Massimo Gaggi, Corriere della Sera 22/11/2013, 22 novembre 2013
LUNGA VITA AL BITCOIN VALUTA VIRTUALE
Una valuta virtuale inventata da una persona che si nasconde dietro uno pseudonimo, generata da un computer anziché essere emessa dalla banca centrale di uno stato sovrano e che viene spesso usata per traffici illeciti, dalla droga alla pedofilia digitale? Per mesi abbiamo letto storie sulle avventure del Bitcoin, come si legge un romanzo giallo: senza mai pensare che un giorno una roba del genere potrebbe entrare davvero nelle nostre vite. D’accordo, la tecnologia sta cambiando tutto: scuola, lavoro, informazione, modi di comprare e viaggiare, anche i sistemi di pagamento. Ma la valuta, quella no: ci deve essere un’entità riconosciuta che la garantisce. Mentre i Bitcoin si conquistano scavando nel proprio computer, affastellando algoritmi e calcoli complessi. L’unica garanzia che non ce ne siano troppi in giro è la capacità del misterioso emittente di rendere i calcoli per conquistare questi dobloni virtuali sempre più complessi man mano che i cercatori di bit si armano di equazioni sempre più acuminate.
Può stare un piedi un sistema simile? Dite di no? Risposta sbagliata. Problemi e pericoli ce ne sono diversi, ma il sistema ha una sua ragion d’essere e può aiutare l’economia a crescere: non è il parere di qualche tecnico informatico interessato ma il verdetto dei rappresentanti dei ministeri del Tesoro e della Giustizia, dei servizi segreti e della Federal Reserve chiamati a riferire davanti al Congresso di Washington. Che voleva sapere non solo se i Bitcoin hanno un futuro, ma anche se i parlamentari Usa possono accettarli legittimamente per il finanziamento della loro attività politica, visto che le donazioni a base di moneta virtuale stanno già affluendo a Capitol Hill dove già opera anche un’agguerrita lobby del Bitcoin.

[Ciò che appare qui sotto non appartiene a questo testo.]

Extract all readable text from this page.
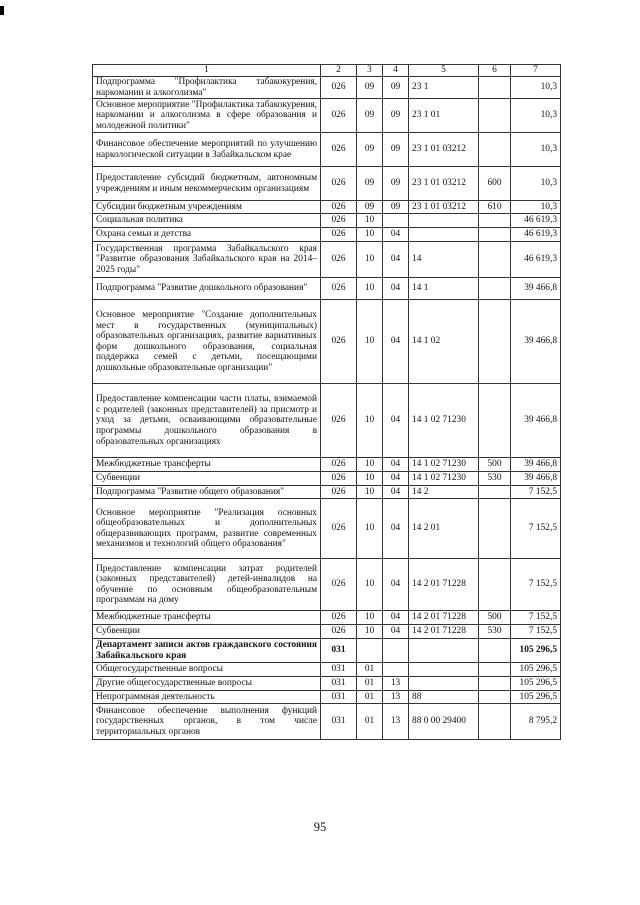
1	2	3	4	5	6	7
Подпрограмма "Профилактика табакокурения, наркомании и алкоголизма"	026	09	09	23 1		10,3
Основное мероприятие "Профилактика табакокурения, наркомании и алкоголизма в сфере образования и молодежной политики"	026	09	09	23 1 01		10,3
Финансовое обеспечение мероприятий по улучшению наркологической ситуации в Забайкальском крае	026	09	09	23 1 01 03212		10,3
Предоставление субсидий бюджетным, автономным учреждениям и иным некоммерческим организациям	026	09	09	23 1 01 03212	600	10,3
Субсидии бюджетным учреждениям	026	09	09	23 1 01 03212	610	10,3
Социальная политика	026	10				46 619,3
Охрана семьи и детства	026	10	04			46 619,3
Государственная программа Забайкальского края "Развитие образования Забайкальского края на 2014–2025 годы"	026	10	04	14		46 619,3
Подпрограмма "Развитие дошкольного образования"	026	10	04	14 1		39 466,8
Основное мероприятие "Создание дополнительных мест в государственных (муниципальных) образовательных организациях, развитие вариативных форм дошкольного образования, социальная поддержка семей с детьми, посещающими дошкольные образовательные организации"	026	10	04	14 1 02		39 466,8
Предоставление компенсации части платы, взимаемой с родителей (законных представителей) за присмотр и уход за детьми, осваивающими образовательные программы дошкольного образования в образовательных организациях	026	10	04	14 1 02 71230		39 466,8
Межбюджетные трансферты	026	10	04	14 1 02 71230	500	39 466,8
Субвенции	026	10	04	14 1 02 71230	530	39 466,8
Подпрограмма "Развитие общего образования"	026	10	04	14 2		7 152,5
Основное мероприятие "Реализация основных общеобразовательных и дополнительных общеразвивающих программ, развитие современных механизмов и технологий общего образования"	026	10	04	14 2 01		7 152,5
Предоставление компенсации затрат родителей (законных представителей) детей-инвалидов на обучение по основным общеобразовательным программам на дому	026	10	04	14 2 01 71228		7 152,5
Межбюджетные трансферты	026	10	04	14 2 01 71228	500	7 152,5
Субвенции	026	10	04	14 2 01 71228	530	7 152,5
Департамент записи актов гражданского состояния Забайкальского края	031					105 296,5
Общегосударственные вопросы	031	01				105 296,5
Другие общегосударственные вопросы	031	01	13			105 296,5
Непрограммная деятельность	031	01	13	88		105 296,5
Финансовое обеспечение выполнения функций государственных органов, в том числе территориальных органов	031	01	13	88 0 00 29400		8 795,2
95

Questa benedizione indiretta del governo federale (che si è comunque riservato di regolamentare alcuni aspetti del nuovo mezzo di pagamento) ha fatto schizzare il valore della moneta virtuale che in un paio di giorni è passato da 200 a 5-600 dollari, con una puntata oltre quota 800. Ormai sono migliaia gli esercizi commerciali che accettano questa valuta. Negli Usa, ma soprattutto in Asia e in modo particolare in Cina, dove il Bitcoin è diffuso ancor più che negli Stati Uniti. E da ieri si può pagare in Bitcoin anche l’iscrizione all’università di Nicosia, a Cipro. È la prima accademia a farlo: molti analisti giurano che altre seguiranno. Anche se, poi, nessuno sa bene come vada considerato questo Bitcoin che, viste le forti oscillazioni del suo valore, nel mondo della finanza viene spesso equiparato a una «commodity» di valore come l’oro o l’argento, più che a una valuta. E le massicce infiltrazioni criminali? Molti avevano dato il Bitcoin per morto quando, un mese e mezzo fa, l’Fbi chiuse il sito di commercio elettronico «Silk Road» e arrestò per narcotraffico il suo gestore, William Ulbricht. Ma adesso le autorità Usa dicono che bisogna controllare ma non vietare. Altrimenti l’affare, virtuale e quindi molto mobile, vola all’estero. Del resto già oggi i principali mercati dei Bitcoin sono in Cina e Slovenia. Insomma, lunga vita al Bitcoin. E intanto «Silk Road» ha riaperto con un altro, beffardo, nome: «Dread Pirate Roberts».